Teaching Kids to Walk

Standard 1.9-Students will be able to walk for a variety of purposes

Last week Martin Johnson, the deputy general secretary of the Association of Teachers and Lecturers, a UK teachers' union, suggested the national curriculum be discarded and children taught life skills instead, such as how to walk.

"There's a lot to learn about how to walk. If you were going out for a Sunday afternoon stroll you might walk one way. If you're trying to catch a train you might walk in another way and if you are doing a cliff walk you might walk in another way," Johnson explained.

"If you are carrying a pack, there's a technique in that. We need a nation of people who understand their bodies and can use their bodies effectively."

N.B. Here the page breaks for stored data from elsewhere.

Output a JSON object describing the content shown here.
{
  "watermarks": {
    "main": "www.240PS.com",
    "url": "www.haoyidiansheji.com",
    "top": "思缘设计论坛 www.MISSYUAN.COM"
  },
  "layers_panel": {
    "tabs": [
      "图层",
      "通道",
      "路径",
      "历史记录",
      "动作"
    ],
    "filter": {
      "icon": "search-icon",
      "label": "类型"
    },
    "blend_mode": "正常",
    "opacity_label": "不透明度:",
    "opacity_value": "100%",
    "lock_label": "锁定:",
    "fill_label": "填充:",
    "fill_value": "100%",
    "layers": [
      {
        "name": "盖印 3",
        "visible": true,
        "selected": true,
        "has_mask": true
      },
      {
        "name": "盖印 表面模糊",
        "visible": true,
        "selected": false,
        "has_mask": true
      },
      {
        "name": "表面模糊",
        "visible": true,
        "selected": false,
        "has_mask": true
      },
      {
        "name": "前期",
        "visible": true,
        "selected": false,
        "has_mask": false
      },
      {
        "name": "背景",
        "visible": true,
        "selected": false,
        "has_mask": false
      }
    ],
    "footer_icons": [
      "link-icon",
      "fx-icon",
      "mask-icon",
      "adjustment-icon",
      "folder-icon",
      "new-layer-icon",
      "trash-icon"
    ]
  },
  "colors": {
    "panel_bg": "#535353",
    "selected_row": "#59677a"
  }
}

I suppose Johnson was trying to argue that the national curriculum, with a back-to-basics focus on academic skills and standardized tests is disconnected from actual life experiences and social needs. I tend to agree and might add that the intellectual skils needed to excel in the 21st century are not reflected in a narrowed curriculum with scripted instruction and prescriptive learning goals. Realities outside of school in our global, fast-capital economy call for multimodal ways of thinking, flexibility, and adaptability, while policies governing in-school practices remain focused on stabile, unchanging conceptions of knowledge... Too bad he kept running his mouth. It's rhetoric like this that allows Bush to convince people that he's confronting the "soft bigotry of low expectations" with NCLB.